How to partition RDF triples in Java based on subject


For partitioning RDF triples by subject, I use String.hashCode() of the subject and put the triple in the corresponding partition. The goal is to be able to process the partitioned files in memory(processing large file may not be possible).

Now in order to have a restricted number of partitions, i do the following. Assuming that we want to have 10 partitions, out of a large RDF file:

    String subject; 
    partitionFileName = subject.hashCode / (Integer.MAX_VALUE/10)

Therefore all the triples with the same subjects will be in one partition and overall we will have 10 partitions.

Now the problem is, when the triples have different distributions, it can lead to very big or very small partitions which are undesired.

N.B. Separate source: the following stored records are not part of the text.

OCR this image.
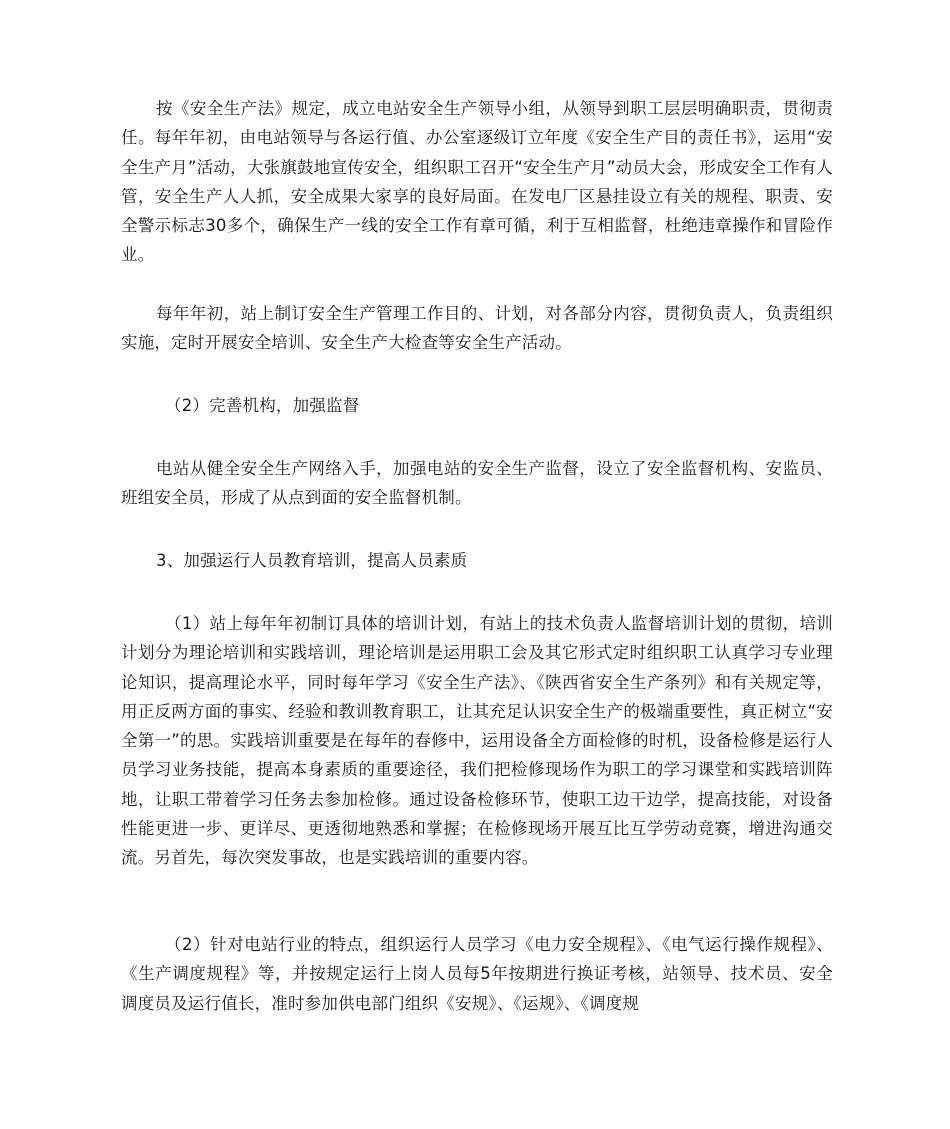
按《安全生产法》规定，成立电站安全生产领导小组，从领导到职工层层明确职责，贯彻责任。每年年初，由电站领导与各运行值、办公室逐级订立年度《安全生产目的责任书》，运用“安全生产月”活动，大张旗鼓地宣传安全，组织职工召开“安全生产月”动员大会，形成安全工作有人管，安全生产人人抓，安全成果大家享的良好局面。在发电厂区悬挂设立有关的规程、职责、安全警示标志30多个，确保生产一线的安全工作有章可循，利于互相监督，杜绝违章操作和冒险作业。

每年年初，站上制订安全生产管理工作目的、计划，对各部分内容，贯彻负责人，负责组织实施，定时开展安全培训、安全生产大检查等安全生产活动。

（2）完善机构，加强监督

电站从健全安全生产网络入手，加强电站的安全生产监督，设立了安全监督机构、安监员、班组安全员，形成了从点到面的安全监督机制。

3、加强运行人员教育培训，提高人员素质

（1）站上每年年初制订具体的培训计划，有站上的技术负责人监督培训计划的贯彻，培训计划分为理论培训和实践培训，理论培训是运用职工会及其它形式定时组织职工认真学习专业理论知识，提高理论水平，同时每年学习《安全生产法》、《陕西省安全生产条列》和有关规定等，用正反两方面的事实、经验和教训教育职工，让其充足认识安全生产的极端重要性，真正树立“安全第一”的思。实践培训重要是在每年的春修中，运用设备全方面检修的时机，设备检修是运行人员学习业务技能，提高本身素质的重要途径，我们把检修现场作为职工的学习课堂和实践培训阵地，让职工带着学习任务去参加检修。通过设备检修环节，使职工边干边学，提高技能，对设备性能更进一步、更详尽、更透彻地熟悉和掌握；在检修现场开展互比互学劳动竞赛，增进沟通交流。另首先，每次突发事故，也是实践培训的重要内容。

（2）针对电站行业的特点，组织运行人员学习《电力安全规程》、《电气运行操作规程》、《生产调度规程》等，并按规定运行上岗人员每5年按期进行换证考核，站领导、技术员、安全调度员及运行值长，准时参加供电部门组织《安规》、《运规》、《调度规
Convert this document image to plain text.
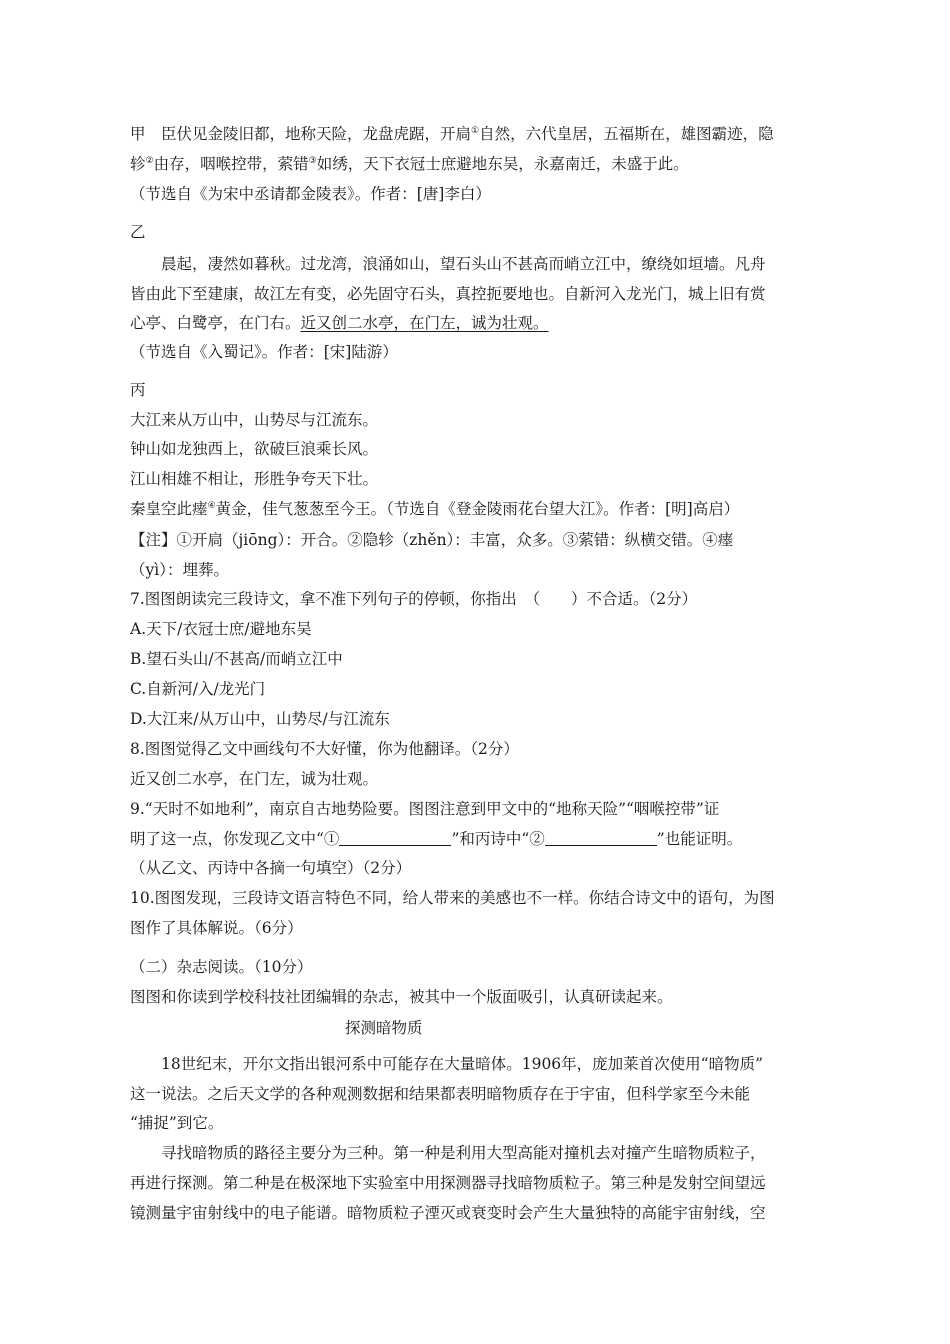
甲　臣伏见金陵旧都，地称天险，龙盘虎踞，开扃①自然，六代皇居，五福斯在，雄图霸迹，隐
轸②由存，咽喉控带，萦错③如绣，天下衣冠士庶避地东吴，永嘉南迁，未盛于此。
（节选自《为宋中丞请都金陵表》。作者：[唐]李白）
乙
晨起，凄然如暮秋。过龙湾，浪涌如山，望石头山不甚高而峭立江中，缭绕如垣墙。凡舟
皆由此下至建康，故江左有变，必先固守石头，真控扼要地也。自新河入龙光门，城上旧有赏
心亭、白鹭亭，在门右。近又创二水亭，在门左，诚为壮观。
（节选自《入蜀记》。作者：[宋]陆游）
丙
大江来从万山中，山势尽与江流东。
钟山如龙独西上，欲破巨浪乘长风。
江山相雄不相让，形胜争夸天下壮。
秦皇空此瘗④黄金，佳气葱葱至今王。（节选自《登金陵雨花台望大江》。作者：[明]高启）
【注】①开扃（jiōng）：开合。②隐轸（zhěn）：丰富，众多。③萦错：纵横交错。④瘗
（yì）：埋葬。
7.图图朗读完三段诗文，拿不准下列句子的停顿，你指出　（　　）不合适。（2分）
A.天下/衣冠士庶/避地东吴
B.望石头山/不甚高/而峭立江中
C.自新河/入/龙光门
D.大江来/从万山中，山势尽/与江流东
8.图图觉得乙文中画线句不大好懂，你为他翻译。（2分）
近又创二水亭，在门左，诚为壮观。
9.“天时不如地利”，南京自古地势险要。图图注意到甲文中的“地称天险”“咽喉控带”证
明了这一点，你发现乙文中“①	”和丙诗中“②	”也能证明。
（从乙文、丙诗中各摘一句填空）（2分）
10.图图发现，三段诗文语言特色不同，给人带来的美感也不一样。你结合诗文中的语句，为图
图作了具体解说。（6分）
（二）杂志阅读。（10分）
图图和你读到学校科技社团编辑的杂志，被其中一个版面吸引，认真研读起来。
探测暗物质
18世纪末，开尔文指出银河系中可能存在大量暗体。1906年，庞加莱首次使用“暗物质”
这一说法。之后天文学的各种观测数据和结果都表明暗物质存在于宇宙，但科学家至今未能
“捕捉”到它。
寻找暗物质的路径主要分为三种。第一种是利用大型高能对撞机去对撞产生暗物质粒子，
再进行探测。第二种是在极深地下实验室中用探测器寻找暗物质粒子。第三种是发射空间望远
镜测量宇宙射线中的电子能谱。暗物质粒子湮灭或衰变时会产生大量独特的高能宇宙射线，空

Does anybody have any suggestion?

Thank you in advance.


Solution

  • Algorithm:

    • Create a partition for each subject (this can be done on the fly during RDF processing)
    • For each triple, assign it to a partition according to the subject and memoize the subject-partition mapping
    • While number of partitions > 10, merge the two smallest partitions and update the map

    Pros:

    • Ensures all triples with the same subject are in the same partition
    • Balanced as long as your data isn't terribly lopsided
    • You don't have to use the hashcode if you don't want to

    Cons:

    • Additional processing time, though not an onerous amount; this is O(n * m) where n is the number of triples and m is the number of distinct subjects
    • Disparate partition sizes if your data is greatly uneven, but this is unavoidable given that you want all triples with the same subject in the same partition
    • You have to maintain the mapping to perform lookups against, but this is ultimately trivial to do and a constant time operation

    If you don't care about keeping same-subject triples within a single partition, then just create ten buckets and fill them round-robin. O(n) and as balanced as possible.